Legacy Learning Systems tarnishes its legacy: Last year, a Tennessee-based music instructional DVD series seller called Legacy Learning Systems was fined $250,000 by the FTC for paying people to write positive reviews of its guitar courses. These paid affiliates pretended to be regular customers on various review websites, so the FTC got serious and charged them for their deceptive marketing and advertising methods.
Grahamwich sandwich shop gets bad review before even opening: Not keen on faking reviews and deceiving customers? We support you 100 percent. But even so, be extra vigilant anyway. Sometimes, a fussy, unfair customer (or an annoying, insecure competitor) may decide to write bad reviews of your business, as demonstrated by this story that appeared in Time Magazine. In 2010, a Chicago sandwich shop called Grahamwich received a one-star Yelp review before it even opened. How did this happen? Well, a customer missed the part of the listing that said the shop wasn’t actually open yet; this customer got mad after seeing that Grahamwich was closed, and thus vented it all out on Yelp.

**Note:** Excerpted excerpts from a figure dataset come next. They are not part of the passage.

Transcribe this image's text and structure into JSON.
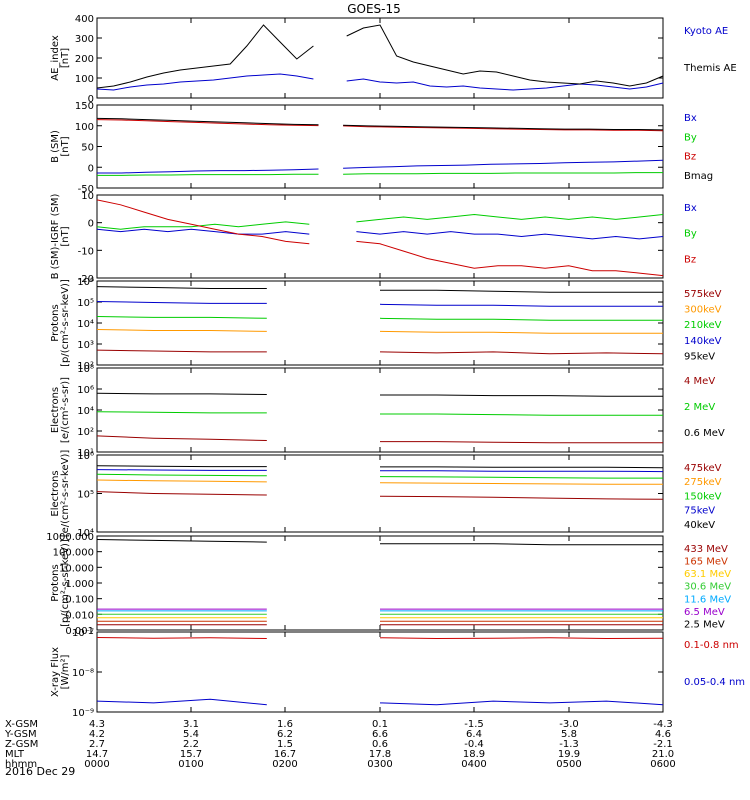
{
  "title": "GOES-15",
  "date": "2016 Dec 29",
  "chart_data": [
    {
      "type": "line",
      "ylabel": [
        "AE_index",
        "[nT]"
      ],
      "ylim": [
        0,
        400
      ],
      "yticks": [
        "400",
        "300",
        "200",
        "100",
        "0"
      ],
      "series": [
        {
          "name": "Kyoto AE",
          "color": "#0000cc",
          "values": [
            45,
            40,
            55,
            65,
            70,
            80,
            85,
            90,
            100,
            110,
            115,
            120,
            110,
            95,
            90,
            85,
            95,
            80,
            75,
            80,
            60,
            55,
            60,
            50,
            45,
            40,
            45,
            50,
            60,
            70,
            65,
            55,
            45,
            55,
            75
          ]
        },
        {
          "name": "Themis AE",
          "color": "#000000",
          "values": [
            50,
            60,
            80,
            105,
            125,
            140,
            150,
            160,
            170,
            260,
            365,
            280,
            195,
            260,
            330,
            310,
            350,
            365,
            210,
            180,
            160,
            140,
            120,
            135,
            130,
            110,
            90,
            80,
            75,
            70,
            85,
            75,
            60,
            75,
            110
          ]
        }
      ]
    },
    {
      "type": "line",
      "ylabel": [
        "B (SM)",
        "[nT]"
      ],
      "ylim": [
        -60,
        150
      ],
      "yticks": [
        "150",
        "100",
        "50",
        "0",
        "-50"
      ],
      "series": [
        {
          "name": "Bx",
          "color": "#0000cc",
          "values": [
            -22,
            -22,
            -20,
            -19,
            -17,
            -16,
            -16,
            -15,
            -14,
            -12,
            -10,
            -8,
            -6,
            -4,
            -3,
            -2,
            0,
            1,
            2,
            4,
            5,
            6,
            8,
            10
          ]
        },
        {
          "name": "By",
          "color": "#00cc00",
          "values": [
            -28,
            -28,
            -27,
            -27,
            -26,
            -26,
            -26,
            -26,
            -25,
            -25,
            -25,
            -24,
            -24,
            -24,
            -23,
            -23,
            -23,
            -22,
            -22,
            -22,
            -22,
            -22,
            -21,
            -21
          ]
        },
        {
          "name": "Bz",
          "color": "#cc0000",
          "values": [
            113,
            112,
            110,
            108,
            106,
            104,
            102,
            100,
            99,
            98,
            97,
            95,
            94,
            93,
            92,
            91,
            90,
            89,
            88,
            87,
            87,
            86,
            86,
            85
          ]
        },
        {
          "name": "Bmag",
          "color": "#000000",
          "values": [
            116,
            115,
            113,
            111,
            109,
            107,
            105,
            103,
            101,
            100,
            99,
            97,
            96,
            95,
            94,
            93,
            92,
            91,
            90,
            89,
            89,
            88,
            88,
            87
          ]
        }
      ]
    },
    {
      "type": "line",
      "ylabel": [
        "B (SM)-IGRF (SM)",
        "[nT]"
      ],
      "ylim": [
        -22,
        12
      ],
      "yticks": [
        "10",
        "0",
        "-10",
        "-20"
      ],
      "series": [
        {
          "name": "Bx",
          "color": "#0000cc",
          "values": [
            -2,
            -3,
            -2,
            -3,
            -2,
            -3,
            -4,
            -4,
            -3,
            -4,
            -5,
            -3,
            -4,
            -3,
            -4,
            -3,
            -4,
            -4,
            -5,
            -4,
            -5,
            -6,
            -5,
            -6,
            -5
          ]
        },
        {
          "name": "By",
          "color": "#00cc00",
          "values": [
            -1,
            -2,
            -1,
            -1,
            -1,
            0,
            -1,
            0,
            1,
            0,
            1,
            1,
            2,
            3,
            2,
            3,
            4,
            3,
            2,
            3,
            2,
            3,
            2,
            3,
            4
          ]
        },
        {
          "name": "Bz",
          "color": "#cc0000",
          "values": [
            10,
            8,
            5,
            2,
            0,
            -2,
            -4,
            -5,
            -7,
            -8,
            -8,
            -7,
            -8,
            -11,
            -14,
            -16,
            -18,
            -17,
            -17,
            -18,
            -17,
            -19,
            -19,
            -20,
            -21
          ]
        }
      ]
    },
    {
      "type": "line",
      "log": true,
      "ylabel": [
        "Protons",
        "[p/(cm²-s-sr-keV)]"
      ],
      "ylim": [
        1.6,
        6.1
      ],
      "yticks": [
        "10⁶",
        "10⁵",
        "10⁴",
        "10³",
        "10²"
      ],
      "series": [
        {
          "name": "575keV",
          "color": "#990000",
          "values": [
            2.4,
            2.35,
            2.3,
            2.3,
            2.25,
            2.3,
            2.25,
            2.3,
            2.2,
            2.25,
            2.2
          ]
        },
        {
          "name": "300keV",
          "color": "#ff9900",
          "values": [
            3.5,
            3.45,
            3.45,
            3.4,
            3.4,
            3.4,
            3.35,
            3.35,
            3.3,
            3.3,
            3.3
          ]
        },
        {
          "name": "210keV",
          "color": "#00cc00",
          "values": [
            4.2,
            4.15,
            4.15,
            4.1,
            4.1,
            4.1,
            4.05,
            4.05,
            4.0,
            4.0,
            4.0
          ]
        },
        {
          "name": "140keV",
          "color": "#0000cc",
          "values": [
            5.0,
            4.95,
            4.9,
            4.9,
            4.85,
            4.85,
            4.8,
            4.8,
            4.75,
            4.75,
            4.75
          ]
        },
        {
          "name": "95keV",
          "color": "#000000",
          "values": [
            5.8,
            5.75,
            5.7,
            5.7,
            5.65,
            5.6,
            5.6,
            5.55,
            5.5,
            5.5,
            5.5
          ]
        }
      ]
    },
    {
      "type": "line",
      "log": true,
      "ylabel": [
        "Electrons",
        "[e/(cm²-s-sr)]"
      ],
      "ylim": [
        0.8,
        8.1
      ],
      "yticks": [
        "10⁸",
        "10⁶",
        "10⁴",
        "10²",
        "10¹"
      ],
      "series": [
        {
          "name": "4 MeV",
          "color": "#990000",
          "values": [
            2.2,
            2.0,
            1.9,
            1.8,
            1.75,
            1.7,
            1.7,
            1.65,
            1.6,
            1.6,
            1.6
          ]
        },
        {
          "name": "2 MeV",
          "color": "#00cc00",
          "values": [
            4.3,
            4.25,
            4.2,
            4.2,
            4.15,
            4.1,
            4.1,
            4.05,
            4.0,
            4.0,
            4.0
          ]
        },
        {
          "name": "0.6 MeV",
          "color": "#000000",
          "values": [
            5.9,
            5.85,
            5.85,
            5.8,
            5.8,
            5.75,
            5.75,
            5.7,
            5.7,
            5.65,
            5.65
          ]
        }
      ]
    },
    {
      "type": "line",
      "log": true,
      "ylabel": [
        "Electrons",
        "[e/(cm²-s-sr-keV)]"
      ],
      "ylim": [
        4,
        6
      ],
      "yticks": [
        "10⁶",
        "10⁵",
        "10⁴"
      ],
      "series": [
        {
          "name": "475keV",
          "color": "#990000",
          "values": [
            5.05,
            5.0,
            4.98,
            4.96,
            4.95,
            4.93,
            4.92,
            4.9,
            4.88,
            4.86,
            4.85
          ]
        },
        {
          "name": "275keV",
          "color": "#ff9900",
          "values": [
            5.35,
            5.33,
            5.32,
            5.3,
            5.3,
            5.28,
            5.27,
            5.26,
            5.25,
            5.24,
            5.24
          ]
        },
        {
          "name": "150keV",
          "color": "#00cc00",
          "values": [
            5.5,
            5.48,
            5.47,
            5.46,
            5.45,
            5.44,
            5.43,
            5.42,
            5.41,
            5.4,
            5.4
          ]
        },
        {
          "name": "75keV",
          "color": "#0000cc",
          "values": [
            5.62,
            5.61,
            5.6,
            5.6,
            5.6,
            5.59,
            5.59,
            5.58,
            5.58,
            5.58,
            5.57
          ]
        },
        {
          "name": "40keV",
          "color": "#000000",
          "values": [
            5.72,
            5.71,
            5.7,
            5.7,
            5.7,
            5.69,
            5.69,
            5.68,
            5.68,
            5.68,
            5.67
          ]
        }
      ]
    },
    {
      "type": "line",
      "log": true,
      "ylabel": [
        "Protons",
        "[p/(cm²-s-sr-keV)]"
      ],
      "ylim": [
        -2.2,
        3.2
      ],
      "yticks": [
        "1000.000",
        "100.000",
        "10.000",
        "1.000",
        "0.100",
        "0.010",
        "0.001"
      ],
      "series": [
        {
          "name": "433 MeV",
          "color": "#990000",
          "values": [
            -1.9,
            -1.9,
            -1.9,
            -1.9,
            -1.9,
            -1.9,
            -1.9,
            -1.9,
            -1.9,
            -1.9,
            -1.9
          ]
        },
        {
          "name": "165 MeV",
          "color": "#cc3300",
          "values": [
            -1.7,
            -1.7,
            -1.7,
            -1.7,
            -1.7,
            -1.7,
            -1.7,
            -1.7,
            -1.7,
            -1.7,
            -1.7
          ]
        },
        {
          "name": "63.1 MeV",
          "color": "#ffcc00",
          "values": [
            -1.5,
            -1.5,
            -1.5,
            -1.5,
            -1.5,
            -1.5,
            -1.5,
            -1.5,
            -1.5,
            -1.5,
            -1.5
          ]
        },
        {
          "name": "30.6 MeV",
          "color": "#33cc33",
          "values": [
            -1.3,
            -1.3,
            -1.3,
            -1.3,
            -1.3,
            -1.3,
            -1.3,
            -1.3,
            -1.3,
            -1.3,
            -1.3
          ]
        },
        {
          "name": "11.6 MeV",
          "color": "#00aaff",
          "values": [
            -1.1,
            -1.1,
            -1.1,
            -1.1,
            -1.1,
            -1.1,
            -1.1,
            -1.1,
            -1.1,
            -1.1,
            -1.1
          ]
        },
        {
          "name": "6.5 MeV",
          "color": "#9900cc",
          "values": [
            -1.0,
            -1.0,
            -1.0,
            -1.0,
            -1.0,
            -1.0,
            -1.0,
            -1.0,
            -1.0,
            -1.0,
            -1.0
          ]
        },
        {
          "name": "2.5 MeV",
          "color": "#000000",
          "values": [
            3.0,
            2.95,
            2.9,
            2.85,
            2.8,
            2.75,
            2.75,
            2.75,
            2.7,
            2.7,
            2.7
          ]
        }
      ]
    },
    {
      "type": "line",
      "log": true,
      "ylabel": [
        "X-ray Flux",
        "[W/m²]"
      ],
      "ylim": [
        -9.1,
        -6.9
      ],
      "yticks": [
        "10⁻⁷",
        "10⁻⁸",
        "10⁻⁹"
      ],
      "series": [
        {
          "name": "0.1-0.8 nm",
          "color": "#cc0000",
          "values": [
            -7.05,
            -7.07,
            -7.06,
            -7.08,
            -7.07,
            -7.06,
            -7.08,
            -7.07,
            -7.06,
            -7.08,
            -7.07
          ]
        },
        {
          "name": "0.05-0.4 nm",
          "color": "#0000cc",
          "values": [
            -8.8,
            -8.85,
            -8.75,
            -8.9,
            -8.8,
            -8.85,
            -8.9,
            -8.8,
            -8.85,
            -8.8,
            -8.9
          ]
        }
      ]
    }
  ],
  "xaxis": {
    "rows": [
      {
        "label": "X-GSM",
        "values": [
          "4.3",
          "3.1",
          "1.6",
          "0.1",
          "-1.5",
          "-3.0",
          "-4.3"
        ]
      },
      {
        "label": "Y-GSM",
        "values": [
          "4.2",
          "5.4",
          "6.2",
          "6.6",
          "6.4",
          "5.8",
          "4.6"
        ]
      },
      {
        "label": "Z-GSM",
        "values": [
          "2.7",
          "2.2",
          "1.5",
          "0.6",
          "-0.4",
          "-1.3",
          "-2.1"
        ]
      },
      {
        "label": "MLT",
        "values": [
          "14.7",
          "15.7",
          "16.7",
          "17.8",
          "18.9",
          "19.9",
          "21.0"
        ]
      },
      {
        "label": "hhmm",
        "values": [
          "0000",
          "0100",
          "0200",
          "0300",
          "0400",
          "0500",
          "0600"
        ]
      }
    ]
  }
}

Furious former employee strikes back against French Manor house: It’s not just your competitors and customers who may suddenly give your business fake bad reviews; your former employees – particularly those who didn’t exactly leave your company in the best of terms – are equally capable of doing the same thing. An investigation by online reputation defender Kwikchex found that an ex-employee of a French Manor house hotel had written defamatory and malicious remarks on review site TripAdvisor. After the discovery, the ex-employee’s fake, fury-driven online reviews were removed – and complaints were made to the police.